Andreas, you're such a romantic, not to mention a frustrated one.

Look at Sofia now, she's not at all on the same wavelength. She can't bear the thought that it's you who's paid for this little fling.

But what's she doing now? She's getting undressed. Compliantly and a little primly, as for a medical examination.

Aren't you going to stop now? It'll only end up being a fiasco.

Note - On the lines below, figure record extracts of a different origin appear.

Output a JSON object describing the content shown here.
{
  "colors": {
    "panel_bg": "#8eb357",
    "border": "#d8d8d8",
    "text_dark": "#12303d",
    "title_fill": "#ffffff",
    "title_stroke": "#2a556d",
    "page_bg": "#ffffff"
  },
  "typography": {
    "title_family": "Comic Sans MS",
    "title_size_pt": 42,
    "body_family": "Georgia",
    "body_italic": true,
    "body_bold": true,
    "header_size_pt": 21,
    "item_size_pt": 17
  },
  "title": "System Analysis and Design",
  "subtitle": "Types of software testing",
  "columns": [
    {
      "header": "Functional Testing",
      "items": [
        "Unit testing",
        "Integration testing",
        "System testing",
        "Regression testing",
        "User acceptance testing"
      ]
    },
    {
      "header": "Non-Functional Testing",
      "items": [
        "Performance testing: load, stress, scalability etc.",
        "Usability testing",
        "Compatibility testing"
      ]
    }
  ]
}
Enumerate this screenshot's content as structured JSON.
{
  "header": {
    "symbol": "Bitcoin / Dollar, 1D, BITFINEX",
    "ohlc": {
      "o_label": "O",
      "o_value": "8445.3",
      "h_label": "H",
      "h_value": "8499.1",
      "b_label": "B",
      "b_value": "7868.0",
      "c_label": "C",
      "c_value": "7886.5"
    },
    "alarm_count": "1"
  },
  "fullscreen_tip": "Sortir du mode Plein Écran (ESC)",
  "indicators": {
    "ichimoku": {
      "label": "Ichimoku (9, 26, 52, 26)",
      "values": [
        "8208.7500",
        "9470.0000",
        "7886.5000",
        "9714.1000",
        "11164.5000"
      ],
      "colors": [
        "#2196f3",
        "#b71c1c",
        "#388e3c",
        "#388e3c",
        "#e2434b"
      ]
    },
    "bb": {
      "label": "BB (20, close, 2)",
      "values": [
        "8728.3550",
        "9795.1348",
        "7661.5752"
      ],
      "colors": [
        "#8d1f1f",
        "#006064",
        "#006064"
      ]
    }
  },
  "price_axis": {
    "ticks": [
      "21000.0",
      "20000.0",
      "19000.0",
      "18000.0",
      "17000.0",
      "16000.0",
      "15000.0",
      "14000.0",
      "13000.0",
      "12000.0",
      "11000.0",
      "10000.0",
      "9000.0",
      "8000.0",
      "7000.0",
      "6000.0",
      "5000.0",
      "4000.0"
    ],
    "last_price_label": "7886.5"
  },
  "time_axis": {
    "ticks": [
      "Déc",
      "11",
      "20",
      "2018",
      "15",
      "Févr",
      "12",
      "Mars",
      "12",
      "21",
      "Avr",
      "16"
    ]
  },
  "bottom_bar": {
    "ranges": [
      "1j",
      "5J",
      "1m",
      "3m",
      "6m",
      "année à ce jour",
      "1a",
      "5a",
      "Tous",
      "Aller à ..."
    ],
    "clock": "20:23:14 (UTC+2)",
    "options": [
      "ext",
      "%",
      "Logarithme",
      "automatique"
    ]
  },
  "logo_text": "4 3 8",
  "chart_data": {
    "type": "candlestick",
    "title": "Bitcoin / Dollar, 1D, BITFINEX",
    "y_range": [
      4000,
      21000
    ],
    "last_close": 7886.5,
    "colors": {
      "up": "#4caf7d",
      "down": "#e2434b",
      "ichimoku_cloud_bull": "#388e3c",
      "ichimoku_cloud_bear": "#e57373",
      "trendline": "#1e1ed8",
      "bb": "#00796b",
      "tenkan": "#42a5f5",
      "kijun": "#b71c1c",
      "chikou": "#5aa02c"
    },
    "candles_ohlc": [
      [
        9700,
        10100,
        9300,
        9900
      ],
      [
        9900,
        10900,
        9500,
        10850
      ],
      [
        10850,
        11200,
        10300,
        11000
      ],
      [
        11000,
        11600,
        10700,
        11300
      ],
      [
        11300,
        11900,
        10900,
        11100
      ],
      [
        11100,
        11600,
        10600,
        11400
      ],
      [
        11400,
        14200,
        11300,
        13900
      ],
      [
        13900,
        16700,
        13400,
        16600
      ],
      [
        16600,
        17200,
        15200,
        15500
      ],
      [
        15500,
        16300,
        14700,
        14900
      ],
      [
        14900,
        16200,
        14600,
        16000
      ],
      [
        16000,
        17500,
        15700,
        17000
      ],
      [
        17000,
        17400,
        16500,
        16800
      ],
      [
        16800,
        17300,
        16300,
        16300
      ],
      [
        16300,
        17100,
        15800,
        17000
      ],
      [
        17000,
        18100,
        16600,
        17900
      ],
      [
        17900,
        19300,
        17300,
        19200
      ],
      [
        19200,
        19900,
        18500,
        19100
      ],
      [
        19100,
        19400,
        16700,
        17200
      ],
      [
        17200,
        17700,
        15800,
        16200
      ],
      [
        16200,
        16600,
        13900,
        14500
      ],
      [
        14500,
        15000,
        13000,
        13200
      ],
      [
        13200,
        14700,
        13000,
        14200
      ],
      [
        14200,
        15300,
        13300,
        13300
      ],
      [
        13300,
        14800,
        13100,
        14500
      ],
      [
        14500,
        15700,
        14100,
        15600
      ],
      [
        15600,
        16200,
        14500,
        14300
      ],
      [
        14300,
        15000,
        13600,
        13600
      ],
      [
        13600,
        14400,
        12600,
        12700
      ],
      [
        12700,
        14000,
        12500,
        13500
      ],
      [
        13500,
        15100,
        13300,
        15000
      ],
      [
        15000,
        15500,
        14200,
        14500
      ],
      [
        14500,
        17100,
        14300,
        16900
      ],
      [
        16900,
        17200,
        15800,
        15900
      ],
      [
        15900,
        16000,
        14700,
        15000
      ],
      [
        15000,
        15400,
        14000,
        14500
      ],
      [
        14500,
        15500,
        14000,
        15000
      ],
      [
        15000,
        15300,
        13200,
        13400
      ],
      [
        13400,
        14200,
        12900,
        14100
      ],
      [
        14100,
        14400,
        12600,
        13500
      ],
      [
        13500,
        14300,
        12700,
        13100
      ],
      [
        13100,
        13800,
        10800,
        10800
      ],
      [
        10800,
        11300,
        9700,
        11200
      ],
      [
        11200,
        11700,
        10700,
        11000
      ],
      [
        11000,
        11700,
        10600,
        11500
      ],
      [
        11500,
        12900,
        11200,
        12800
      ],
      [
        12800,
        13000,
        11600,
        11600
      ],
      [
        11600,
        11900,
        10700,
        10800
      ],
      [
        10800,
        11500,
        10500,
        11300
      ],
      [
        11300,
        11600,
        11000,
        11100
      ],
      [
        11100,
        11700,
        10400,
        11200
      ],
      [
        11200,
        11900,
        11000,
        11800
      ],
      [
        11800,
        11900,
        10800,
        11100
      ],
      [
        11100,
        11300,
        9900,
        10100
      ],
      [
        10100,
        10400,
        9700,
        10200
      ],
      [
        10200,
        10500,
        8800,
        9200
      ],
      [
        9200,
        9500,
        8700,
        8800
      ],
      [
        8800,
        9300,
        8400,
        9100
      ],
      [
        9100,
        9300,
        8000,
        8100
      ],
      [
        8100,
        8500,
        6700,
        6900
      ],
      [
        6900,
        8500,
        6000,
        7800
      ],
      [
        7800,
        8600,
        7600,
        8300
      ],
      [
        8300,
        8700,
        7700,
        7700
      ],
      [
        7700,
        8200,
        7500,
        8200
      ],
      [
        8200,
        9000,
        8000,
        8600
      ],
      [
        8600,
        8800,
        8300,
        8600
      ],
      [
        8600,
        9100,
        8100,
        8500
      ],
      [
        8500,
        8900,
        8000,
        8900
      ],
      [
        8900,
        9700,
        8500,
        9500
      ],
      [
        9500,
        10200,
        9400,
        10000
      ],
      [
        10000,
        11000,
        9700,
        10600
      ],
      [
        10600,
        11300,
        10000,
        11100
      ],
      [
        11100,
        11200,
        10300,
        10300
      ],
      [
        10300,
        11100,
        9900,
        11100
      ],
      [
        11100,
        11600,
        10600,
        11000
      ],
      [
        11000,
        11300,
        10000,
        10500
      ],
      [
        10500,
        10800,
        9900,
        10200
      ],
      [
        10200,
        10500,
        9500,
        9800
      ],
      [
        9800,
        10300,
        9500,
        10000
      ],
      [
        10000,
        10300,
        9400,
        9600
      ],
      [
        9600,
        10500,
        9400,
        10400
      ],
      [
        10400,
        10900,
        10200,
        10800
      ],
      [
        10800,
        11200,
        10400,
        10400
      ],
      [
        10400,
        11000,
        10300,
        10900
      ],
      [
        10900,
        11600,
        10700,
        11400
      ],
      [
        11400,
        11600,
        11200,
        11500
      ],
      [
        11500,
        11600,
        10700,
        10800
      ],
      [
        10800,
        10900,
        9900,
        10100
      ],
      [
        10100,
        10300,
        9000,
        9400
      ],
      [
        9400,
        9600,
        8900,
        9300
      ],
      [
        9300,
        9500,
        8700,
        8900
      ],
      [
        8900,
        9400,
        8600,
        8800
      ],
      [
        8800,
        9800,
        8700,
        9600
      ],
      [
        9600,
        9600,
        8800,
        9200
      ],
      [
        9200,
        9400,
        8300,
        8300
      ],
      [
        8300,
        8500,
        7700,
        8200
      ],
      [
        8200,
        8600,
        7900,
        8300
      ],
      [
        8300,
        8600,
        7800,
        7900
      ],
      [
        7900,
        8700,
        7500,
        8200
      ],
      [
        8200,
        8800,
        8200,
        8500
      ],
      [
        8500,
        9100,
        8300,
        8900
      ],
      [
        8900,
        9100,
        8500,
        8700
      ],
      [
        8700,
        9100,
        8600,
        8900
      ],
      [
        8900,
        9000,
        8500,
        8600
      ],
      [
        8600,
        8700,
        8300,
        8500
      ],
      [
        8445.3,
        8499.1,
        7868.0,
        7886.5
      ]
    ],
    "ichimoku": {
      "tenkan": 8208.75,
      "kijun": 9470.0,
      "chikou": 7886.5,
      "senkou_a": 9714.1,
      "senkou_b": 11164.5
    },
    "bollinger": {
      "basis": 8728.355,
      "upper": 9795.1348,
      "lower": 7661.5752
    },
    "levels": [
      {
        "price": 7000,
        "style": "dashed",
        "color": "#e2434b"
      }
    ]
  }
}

But Sofia, who is filled with the thoughts she ought to feel, and cannot bear the thought of Andreas being frustrated, and who, if you'll forgive the expression, is driven most by the urge to be a real woman, takes those few steps up to the bed and lays herself on it in an inviting manner, her blond hair a golden swathe across the pillow, her graceful body quite still. She tends to close her eyes on such occasions and pretend she has swooned, that she has been swimming naked somewhere in a magic forest and that the first man to come by is a dashing robber baron, not a shitten woodcutter with scab and seven children. Sorry, there I go again.